Studio album by Bleep
- Released: 1990
- Genre: Acid techno; new beat; house; pop;
- Length: 52:19 (CD) 43:25 (LP)
- Label: SSR
- Producer: Bleep

= The North Pole by Submarine =

The North Pole by Submarine is the only album released by ambient techno artist Bleep. Bleep was the one-time moniker of Geir Jenssen, who is more widely known as Biosphere. Shortly after North Pole was released, Jenssen moved in a far more ambient direction with his music, and changed the name under which he released his new music to avoid any comparison with "bleep house".

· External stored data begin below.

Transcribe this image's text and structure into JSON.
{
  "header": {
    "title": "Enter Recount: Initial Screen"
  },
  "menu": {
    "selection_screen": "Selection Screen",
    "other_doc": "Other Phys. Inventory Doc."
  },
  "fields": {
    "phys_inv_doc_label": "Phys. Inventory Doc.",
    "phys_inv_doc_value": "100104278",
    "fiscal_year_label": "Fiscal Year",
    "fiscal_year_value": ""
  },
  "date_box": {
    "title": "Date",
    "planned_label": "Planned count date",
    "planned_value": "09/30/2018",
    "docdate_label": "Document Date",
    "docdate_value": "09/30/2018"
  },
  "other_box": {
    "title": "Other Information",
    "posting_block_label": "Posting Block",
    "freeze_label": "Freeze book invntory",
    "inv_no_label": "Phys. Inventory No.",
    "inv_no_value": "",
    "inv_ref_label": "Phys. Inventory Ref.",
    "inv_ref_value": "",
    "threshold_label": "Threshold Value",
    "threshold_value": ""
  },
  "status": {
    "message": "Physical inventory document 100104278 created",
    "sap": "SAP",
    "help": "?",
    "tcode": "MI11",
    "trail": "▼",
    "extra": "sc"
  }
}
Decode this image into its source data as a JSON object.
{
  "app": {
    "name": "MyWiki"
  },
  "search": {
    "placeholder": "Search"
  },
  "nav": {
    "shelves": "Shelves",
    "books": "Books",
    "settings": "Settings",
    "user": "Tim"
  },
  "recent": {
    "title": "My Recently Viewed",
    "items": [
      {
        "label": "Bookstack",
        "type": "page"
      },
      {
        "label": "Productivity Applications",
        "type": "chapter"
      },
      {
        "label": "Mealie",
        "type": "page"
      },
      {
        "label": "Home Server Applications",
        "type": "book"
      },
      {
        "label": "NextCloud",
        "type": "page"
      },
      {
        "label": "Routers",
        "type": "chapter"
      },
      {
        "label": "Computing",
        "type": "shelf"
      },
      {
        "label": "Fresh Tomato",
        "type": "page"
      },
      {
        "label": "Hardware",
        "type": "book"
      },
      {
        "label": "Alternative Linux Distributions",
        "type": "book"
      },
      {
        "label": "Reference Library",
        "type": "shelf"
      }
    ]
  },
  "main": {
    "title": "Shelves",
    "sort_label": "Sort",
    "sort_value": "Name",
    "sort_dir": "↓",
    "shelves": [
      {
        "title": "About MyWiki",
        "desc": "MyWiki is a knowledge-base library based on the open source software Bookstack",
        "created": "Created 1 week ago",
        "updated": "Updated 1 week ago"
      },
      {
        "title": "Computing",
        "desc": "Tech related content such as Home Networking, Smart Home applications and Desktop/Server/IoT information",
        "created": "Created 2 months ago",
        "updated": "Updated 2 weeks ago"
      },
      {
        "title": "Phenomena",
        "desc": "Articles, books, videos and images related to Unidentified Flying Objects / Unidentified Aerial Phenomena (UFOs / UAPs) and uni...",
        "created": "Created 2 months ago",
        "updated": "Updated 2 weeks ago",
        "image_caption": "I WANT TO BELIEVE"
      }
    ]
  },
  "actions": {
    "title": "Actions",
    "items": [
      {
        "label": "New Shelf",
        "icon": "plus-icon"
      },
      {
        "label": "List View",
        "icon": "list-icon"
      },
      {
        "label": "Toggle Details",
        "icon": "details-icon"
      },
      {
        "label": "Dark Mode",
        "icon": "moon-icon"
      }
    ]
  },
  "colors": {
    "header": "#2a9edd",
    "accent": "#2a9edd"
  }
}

The album was released on SSR Records (sub-label of Crammed Discs) and Tokuma Japan Communications music labels.

==Critical reception==

In his book Ocean of Sound (1995), David Toop described The North Pole by Submarine as "a promising Belgian New Beat/acid album" and noted how some of the record is sampled from radio transmissions. In a retrospective review, John Bush of AllMusic wrote how the "pre-Biosphere album" contains "few ambient tones", instead focusing on "heavy house/pop rhythms and acid effects" to create music aimed exclusively at dancefloors.

Professional ratings
Review scores
| Source | Rating |
| AllMusic | Star |
| The Virgin Encyclopedia of Dance Music | Star |

==Track listing==
1. "A Byte of AMC" – 4:17
2. "The Operator" – 6:09
3. "Mr. Barth in the Sahara" – 6:18
4. "A Fading Dream" – 5:05
5. "The Conway Saddle" – 6:17
6. "The Snake" – 4:49
7. "Cycle 92" – 5:33
8. "In Your System" – 4:57
9. "Sure Be Glad When You're Dead" – 4:37
10. "A Byte of AMC (The Wrong Floppy Mix)" – 4:17

==Notes==
- The vocal samples are taken from "Azax Attra: Desert Equations" release by Richard Horowitz and Sussan Deyhim recorded in 1987.
- The tracks "Sure Be Glad When You're Dead" and "A Byte of AMC (The Wrong Floppy Mix)" were not included on the LP release.